Concept - Data Runs

Overview

Non-resident attributes are stored in intervals of clusters called runs. Each run is represented by its starting cluster and its length. The starting cluster of a run is coded as an offset to the starting cluster of the previous run.

Normal, compressed and sparse files are all defined by runs.

The examples start simple, then quickly get complicated.

This is a table written in the content part of a non-resident file attribute, which allows to have access to its stream.

NB Assume a 1KB cluster size, throughout. And little endian disk storage.

Example 1 - Normal, Unfragmented File

Data runs:

21 18 34 56 00
21 18 34 56 - 00 (regrouped)

Run 1:

Header = 0x21 - 1 byte length, 2 byte offset
Length = 0x18 (1 byte)
Offset = 0x5634 (2 bytes)

Run 2:

Header = 0x00 - the end

Summary:

0x18 Clusters @ LCN 0x5634

Therefore, Data1 is a unfragmented file, of size 0x18 clusters, starting at LCN 0x5634.

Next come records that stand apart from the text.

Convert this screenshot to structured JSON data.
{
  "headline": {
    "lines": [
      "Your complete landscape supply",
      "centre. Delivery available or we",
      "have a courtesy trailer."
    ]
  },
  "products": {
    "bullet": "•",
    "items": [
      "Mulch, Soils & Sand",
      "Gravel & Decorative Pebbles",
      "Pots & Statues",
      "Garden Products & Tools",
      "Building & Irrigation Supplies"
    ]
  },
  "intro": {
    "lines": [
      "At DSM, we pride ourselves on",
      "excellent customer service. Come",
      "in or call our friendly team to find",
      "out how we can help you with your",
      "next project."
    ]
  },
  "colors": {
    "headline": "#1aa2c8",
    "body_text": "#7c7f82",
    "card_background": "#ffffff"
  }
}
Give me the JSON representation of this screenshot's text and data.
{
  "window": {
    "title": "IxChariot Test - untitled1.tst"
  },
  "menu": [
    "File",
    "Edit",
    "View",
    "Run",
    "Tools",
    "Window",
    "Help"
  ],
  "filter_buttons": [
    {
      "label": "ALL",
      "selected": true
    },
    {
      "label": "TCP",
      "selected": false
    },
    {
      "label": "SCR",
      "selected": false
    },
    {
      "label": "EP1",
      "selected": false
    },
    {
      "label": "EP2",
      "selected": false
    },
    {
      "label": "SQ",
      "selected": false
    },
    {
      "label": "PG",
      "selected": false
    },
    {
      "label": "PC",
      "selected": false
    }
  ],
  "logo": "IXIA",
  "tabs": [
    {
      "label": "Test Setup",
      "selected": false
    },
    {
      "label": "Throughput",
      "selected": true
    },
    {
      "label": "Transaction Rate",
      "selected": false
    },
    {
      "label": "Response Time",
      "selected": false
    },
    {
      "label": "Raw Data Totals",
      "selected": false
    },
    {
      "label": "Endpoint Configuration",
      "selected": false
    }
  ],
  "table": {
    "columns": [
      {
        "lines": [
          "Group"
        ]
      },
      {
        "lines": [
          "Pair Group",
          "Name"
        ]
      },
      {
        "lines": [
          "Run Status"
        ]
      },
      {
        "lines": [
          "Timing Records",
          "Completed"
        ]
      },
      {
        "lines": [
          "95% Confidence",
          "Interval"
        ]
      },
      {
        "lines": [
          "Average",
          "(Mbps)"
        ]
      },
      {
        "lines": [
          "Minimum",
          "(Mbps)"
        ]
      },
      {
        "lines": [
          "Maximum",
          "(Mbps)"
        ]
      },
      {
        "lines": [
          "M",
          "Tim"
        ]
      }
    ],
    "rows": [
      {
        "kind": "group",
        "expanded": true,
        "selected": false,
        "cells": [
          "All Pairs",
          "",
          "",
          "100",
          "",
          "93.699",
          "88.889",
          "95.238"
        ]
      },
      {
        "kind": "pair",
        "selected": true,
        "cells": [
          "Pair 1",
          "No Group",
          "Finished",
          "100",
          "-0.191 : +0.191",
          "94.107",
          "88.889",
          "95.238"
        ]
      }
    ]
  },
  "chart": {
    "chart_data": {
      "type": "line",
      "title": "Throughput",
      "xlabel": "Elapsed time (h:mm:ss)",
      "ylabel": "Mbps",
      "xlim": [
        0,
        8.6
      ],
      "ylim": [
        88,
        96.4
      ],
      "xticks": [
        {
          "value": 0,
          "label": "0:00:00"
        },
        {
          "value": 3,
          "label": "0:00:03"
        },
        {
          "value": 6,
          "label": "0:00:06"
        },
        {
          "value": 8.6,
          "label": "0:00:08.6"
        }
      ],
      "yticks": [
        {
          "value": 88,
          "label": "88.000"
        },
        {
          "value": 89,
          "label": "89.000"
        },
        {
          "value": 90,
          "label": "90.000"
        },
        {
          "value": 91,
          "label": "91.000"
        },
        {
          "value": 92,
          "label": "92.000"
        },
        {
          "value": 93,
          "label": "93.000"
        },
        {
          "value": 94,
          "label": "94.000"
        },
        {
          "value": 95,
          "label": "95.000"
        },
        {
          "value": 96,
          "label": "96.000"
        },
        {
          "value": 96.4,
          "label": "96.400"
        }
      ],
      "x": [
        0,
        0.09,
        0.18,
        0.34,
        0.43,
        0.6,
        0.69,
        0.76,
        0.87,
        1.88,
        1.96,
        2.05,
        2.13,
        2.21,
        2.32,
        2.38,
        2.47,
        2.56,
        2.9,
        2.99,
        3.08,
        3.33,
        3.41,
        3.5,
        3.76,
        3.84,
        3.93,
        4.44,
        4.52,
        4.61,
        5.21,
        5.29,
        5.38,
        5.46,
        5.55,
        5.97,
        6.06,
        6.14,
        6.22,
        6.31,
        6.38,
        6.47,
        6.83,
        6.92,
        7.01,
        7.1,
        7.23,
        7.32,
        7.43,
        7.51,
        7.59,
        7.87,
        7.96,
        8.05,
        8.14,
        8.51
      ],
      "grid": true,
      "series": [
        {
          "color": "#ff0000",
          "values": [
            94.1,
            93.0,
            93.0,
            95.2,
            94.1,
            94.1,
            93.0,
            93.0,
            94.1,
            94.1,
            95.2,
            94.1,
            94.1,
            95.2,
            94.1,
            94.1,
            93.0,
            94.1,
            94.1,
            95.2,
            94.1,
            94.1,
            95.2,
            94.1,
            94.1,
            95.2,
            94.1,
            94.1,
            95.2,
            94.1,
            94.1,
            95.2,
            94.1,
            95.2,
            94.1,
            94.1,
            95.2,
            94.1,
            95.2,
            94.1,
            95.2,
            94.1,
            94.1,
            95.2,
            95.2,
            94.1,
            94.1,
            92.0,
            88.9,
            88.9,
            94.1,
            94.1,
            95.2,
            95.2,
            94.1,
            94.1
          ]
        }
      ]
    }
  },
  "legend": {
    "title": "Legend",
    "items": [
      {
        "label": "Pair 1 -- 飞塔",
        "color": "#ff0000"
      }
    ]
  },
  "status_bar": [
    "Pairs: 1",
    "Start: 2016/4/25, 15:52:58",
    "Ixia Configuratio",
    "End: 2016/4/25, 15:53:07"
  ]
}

Example 2 - Normal, Fragmented File

Data runs:

31 38 73 25 34 32 14 01 E5 11 02 31 42 AA 00 03 00
31 38 73 25 34 - 32 14 01 E5 11 02 - 31 42 AA 00 03 - 00 (regrouped)

Run 1:

Header = 0x31 - 1 byte length, 3 byte offset
Length = 0x38
Offset = 0x342573

Run 2:

Header = 0x32 - 2 byte length, 3 byte offset
Length = 0x114
Offset = 0x363758 (0x211E5 relative to 0x342573)

Run 3:

Header = 0x31 - 1 byte length, 3 byte offset
Length = 0x42
Offset = 0x393802 (0x300AA relative to 0x363758)

Run 4:

Header = 0x00 - the end

Summary:

0x38 Clusters @ LCN 0x342573
0x114 Clusters @ LCN 0x363758
0x42 Clusters @ LCN 0x393802

Therefore, Data2 is a fragmented file, of size 0x18E clusters, with data blocks at LCNs 0x342573, 0x363758 and 0x393802.

Example 3 - Normal, Scrambled File

Data runs:

11 30 60 21 10 00 01 11 20 E0 00
11 30 60 - 21 10 00 01 - 11 20 E0 - 00 (regrouped)

Run 1:

Header = 0x11 - 1 byte length, 1 byte offset
Length = 0x30
Offset = 0x60

Run 2:

Header = 0x21 - 1 byte length, 2 byte offset
Length = 0x10
Offset = 0x160 (0x100 relative to 0x60)

Run 3:

Header = 0x11 - 1 byte length, 1 byte offset
Length = 0x20
Offset = 0x140 (-0x20 relative to 0x160)

Run 4:

Header = 0x00 - the end

Summary:

0x30 Clusters @ LCN 0x60
0x10 Clusters @ LCN 0x160
0x20 Clusters @ LCN 0x140

Therefore, Data3 is a badly fragmented file of size 0x60 clusters, with data blocks at LCNs 0x60, 0x160 and 0x140. Furthermore, the third block of data is physically located between the first and second blocks. (The third run has a negative offset, placing it before the previous run).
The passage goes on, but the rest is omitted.